Troisièmement, la question de la cohérence par rapport aux législatives est posée, souvent même par les personnes qui soutiennent que la non-participation aux législatives était une erreur. C’est simplement ridicule de voir ces personnes conseiller aux politiques d’être cohérent dans les erreurs : parce que tu as commis une erreur en mars, il faut la commettre encore en octobre, et tu seras cohérent. Par ailleurs, il faut rappeler que les élections présidentielles qui s’annoncent sont légales, non couplées d’une forfaiture de changement constitutionnel, tout en donnant la possibilité à l’opposition de dissoudre l’assemblée illégitime qui est actuellement logée au sein de notre parlement. D’aucuns diront que cette possibilité de dissoudre l’assemblée est une illusion car une victoire contre Alpha Condé, dans les conditions actuelles, est impossible.

Des chances de l’opposition

Cela conduit au quatrième point: avec un fichier taillé sur mesure, une CENI et une cour constitutionnelle aux ordres, il est impossible de battre Alpha Condé. Je crois plutôt qu’il est très facile de battre Alpha Condé actuellement mais il est plutôt impossible de le voir accepter pacifiquement les résultats. Avec les résultats calamiteux de ses 10 ans de gestion, battre Alpha Condé ne demande même plus assez d’efforts. Mais il est évident qu’il essaiera de proclamer des résultats truqués, afin de se maintenir au pouvoir. Donc, pour gagner la bataille déjà entamée et honorer la mémoire des victimes, l’opposition a l’obligation de s’assurer que les résultats effectifs des élections seront déterminés et mis à la disposition du public en temps réels, tout en obligeant Monsieur Alpha Condé de les respecter, afin d’éviter une crise postelectorale à notre pays. Il faut rappeler à l’équipe de Monsieur Alpha Condé que des logiciels très performants existent actuellement et que toutes les ressources seront mobilisées pour collecter, consolider et proclamer les résultats reflétant la volonté du peuple de Guinée de sanctionner son pouvoir despotique qui n’a brillé que par les crimes humains et financiers. La société civile pourrait se mobiliser aux côtés de l’opposition dans ce combat, si Monsieur Condé est candidat.

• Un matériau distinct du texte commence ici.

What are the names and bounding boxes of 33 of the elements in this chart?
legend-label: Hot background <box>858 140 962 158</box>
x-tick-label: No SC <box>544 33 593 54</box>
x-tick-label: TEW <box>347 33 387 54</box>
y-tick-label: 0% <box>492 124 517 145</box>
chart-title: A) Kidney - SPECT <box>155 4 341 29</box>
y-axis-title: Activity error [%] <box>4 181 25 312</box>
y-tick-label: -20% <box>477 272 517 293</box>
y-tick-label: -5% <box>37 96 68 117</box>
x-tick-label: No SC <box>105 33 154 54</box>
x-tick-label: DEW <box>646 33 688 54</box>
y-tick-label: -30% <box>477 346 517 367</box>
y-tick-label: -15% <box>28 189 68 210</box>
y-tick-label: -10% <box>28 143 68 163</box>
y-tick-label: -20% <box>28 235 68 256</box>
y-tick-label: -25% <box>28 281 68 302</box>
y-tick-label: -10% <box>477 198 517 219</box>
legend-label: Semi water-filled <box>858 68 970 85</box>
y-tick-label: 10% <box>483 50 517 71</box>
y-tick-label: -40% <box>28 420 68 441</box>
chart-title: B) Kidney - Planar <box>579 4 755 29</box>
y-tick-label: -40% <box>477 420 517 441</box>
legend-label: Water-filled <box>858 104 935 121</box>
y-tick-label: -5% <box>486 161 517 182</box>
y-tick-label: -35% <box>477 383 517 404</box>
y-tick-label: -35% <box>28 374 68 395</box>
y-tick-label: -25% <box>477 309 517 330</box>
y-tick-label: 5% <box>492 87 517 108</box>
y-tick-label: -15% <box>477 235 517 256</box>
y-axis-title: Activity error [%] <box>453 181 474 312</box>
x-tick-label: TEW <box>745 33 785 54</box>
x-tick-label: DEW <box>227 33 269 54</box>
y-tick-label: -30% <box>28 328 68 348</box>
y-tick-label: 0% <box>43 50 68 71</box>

Loin de l’idée de faire des comparaisons faciles avec certains pays de la sous région où des présidences à vie ont été empêchées à travers les urnes, il faut dire à Alpha Condé que le peuple n’acceptera pas une falsification des résultats en faveur de son parti, bien entendu la candidature de sa personne ne sera pas acceptée dans la foulée. S’il présente un autre candidat pour son parti, la société civile se retirera du combat, et laissera le combat politique entre partis politiques. Mais s’il est candidat, il entérinerait directement la défaite de son parti. Après les élections présidentielles auxquelles Alpha Condé sera candidat, la victoire de l’opposition sera une simple formalité. Elle sera annoncée par les voies légitimes et populaires, et les institutions de la république, tout comme les partenaires étrangers, se rangeront sans nul doute du côté de la vérité, c’est à dire du côté du parti de l’opposition qui vaincra Alpha Condé.

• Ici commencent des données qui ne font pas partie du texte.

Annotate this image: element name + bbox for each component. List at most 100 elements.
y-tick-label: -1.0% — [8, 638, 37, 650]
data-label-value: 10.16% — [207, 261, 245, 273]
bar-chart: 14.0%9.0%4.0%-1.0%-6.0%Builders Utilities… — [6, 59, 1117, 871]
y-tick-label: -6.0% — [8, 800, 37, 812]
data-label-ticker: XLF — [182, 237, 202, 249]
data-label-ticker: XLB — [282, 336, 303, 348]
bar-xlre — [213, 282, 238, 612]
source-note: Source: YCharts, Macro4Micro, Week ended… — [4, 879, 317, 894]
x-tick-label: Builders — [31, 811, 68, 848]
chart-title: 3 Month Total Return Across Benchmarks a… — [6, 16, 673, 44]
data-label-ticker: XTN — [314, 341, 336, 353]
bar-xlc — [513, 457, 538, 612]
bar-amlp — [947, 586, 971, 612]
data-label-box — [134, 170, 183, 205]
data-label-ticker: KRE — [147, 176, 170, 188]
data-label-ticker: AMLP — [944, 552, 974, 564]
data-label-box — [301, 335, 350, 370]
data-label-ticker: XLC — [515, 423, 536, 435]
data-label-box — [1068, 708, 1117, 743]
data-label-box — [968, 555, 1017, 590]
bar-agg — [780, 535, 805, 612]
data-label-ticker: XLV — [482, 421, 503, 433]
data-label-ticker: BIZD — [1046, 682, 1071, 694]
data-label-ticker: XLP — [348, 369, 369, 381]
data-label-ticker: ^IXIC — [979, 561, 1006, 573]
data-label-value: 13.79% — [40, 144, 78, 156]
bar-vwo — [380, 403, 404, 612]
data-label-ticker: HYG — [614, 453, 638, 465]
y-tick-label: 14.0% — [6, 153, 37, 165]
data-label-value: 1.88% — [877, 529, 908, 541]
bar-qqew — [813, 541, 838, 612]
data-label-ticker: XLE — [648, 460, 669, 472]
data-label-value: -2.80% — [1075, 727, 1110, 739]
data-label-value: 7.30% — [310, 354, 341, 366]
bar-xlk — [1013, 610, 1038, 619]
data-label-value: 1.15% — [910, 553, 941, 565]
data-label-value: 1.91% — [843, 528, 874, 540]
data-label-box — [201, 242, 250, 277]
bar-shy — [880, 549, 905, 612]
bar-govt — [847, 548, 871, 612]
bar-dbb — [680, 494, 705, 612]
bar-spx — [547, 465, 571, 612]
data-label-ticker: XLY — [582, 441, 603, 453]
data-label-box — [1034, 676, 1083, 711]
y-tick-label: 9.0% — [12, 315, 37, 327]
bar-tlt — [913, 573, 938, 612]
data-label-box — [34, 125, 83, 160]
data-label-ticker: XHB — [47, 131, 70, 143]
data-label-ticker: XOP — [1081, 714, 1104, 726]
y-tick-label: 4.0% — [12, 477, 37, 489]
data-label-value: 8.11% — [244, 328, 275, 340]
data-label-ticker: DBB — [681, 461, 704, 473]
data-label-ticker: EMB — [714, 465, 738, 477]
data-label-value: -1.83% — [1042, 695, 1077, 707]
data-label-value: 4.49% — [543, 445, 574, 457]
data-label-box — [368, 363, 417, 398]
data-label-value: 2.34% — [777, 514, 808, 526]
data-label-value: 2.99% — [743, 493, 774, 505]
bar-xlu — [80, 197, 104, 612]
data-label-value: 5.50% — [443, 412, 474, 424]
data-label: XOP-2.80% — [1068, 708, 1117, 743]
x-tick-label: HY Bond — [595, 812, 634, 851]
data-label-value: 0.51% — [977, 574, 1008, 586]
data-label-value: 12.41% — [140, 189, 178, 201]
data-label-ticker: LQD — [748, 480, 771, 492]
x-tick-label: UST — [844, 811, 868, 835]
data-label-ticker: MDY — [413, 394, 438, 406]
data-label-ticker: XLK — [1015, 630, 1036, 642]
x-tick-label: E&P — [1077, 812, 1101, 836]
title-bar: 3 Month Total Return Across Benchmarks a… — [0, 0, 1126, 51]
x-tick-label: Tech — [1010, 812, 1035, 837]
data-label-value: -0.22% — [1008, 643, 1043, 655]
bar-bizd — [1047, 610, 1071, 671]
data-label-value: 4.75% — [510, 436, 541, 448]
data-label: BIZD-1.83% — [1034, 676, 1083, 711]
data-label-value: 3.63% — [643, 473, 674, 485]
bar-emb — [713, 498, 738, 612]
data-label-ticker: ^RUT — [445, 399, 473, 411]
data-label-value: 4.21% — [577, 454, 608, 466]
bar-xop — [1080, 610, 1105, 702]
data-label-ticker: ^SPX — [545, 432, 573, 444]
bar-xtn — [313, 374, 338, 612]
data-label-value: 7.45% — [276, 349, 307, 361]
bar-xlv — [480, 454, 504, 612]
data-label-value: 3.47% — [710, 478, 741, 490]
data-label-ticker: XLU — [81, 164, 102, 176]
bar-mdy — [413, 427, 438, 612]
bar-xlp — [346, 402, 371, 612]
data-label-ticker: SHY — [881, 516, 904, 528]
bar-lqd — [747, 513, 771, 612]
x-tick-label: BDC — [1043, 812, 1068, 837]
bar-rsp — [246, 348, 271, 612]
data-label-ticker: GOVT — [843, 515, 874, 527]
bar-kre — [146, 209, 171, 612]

Donc, si le RPG veut le “changement dans la continuité”, il doit changer de leader pour la continuité du parti. Chers militants du RPG, ayez le courage de dire à Alpha Condé qu’il n’est pas irremplaçable.

Chers leaders de l’opposition, déposez vos candidatures à temps, et continuons le combat jusqu’au départ de Monsieur Alpha Condé. Il doit être et sera remplacé en 2020 par un autre Guinéen, de la mouvance ou de l’opposition.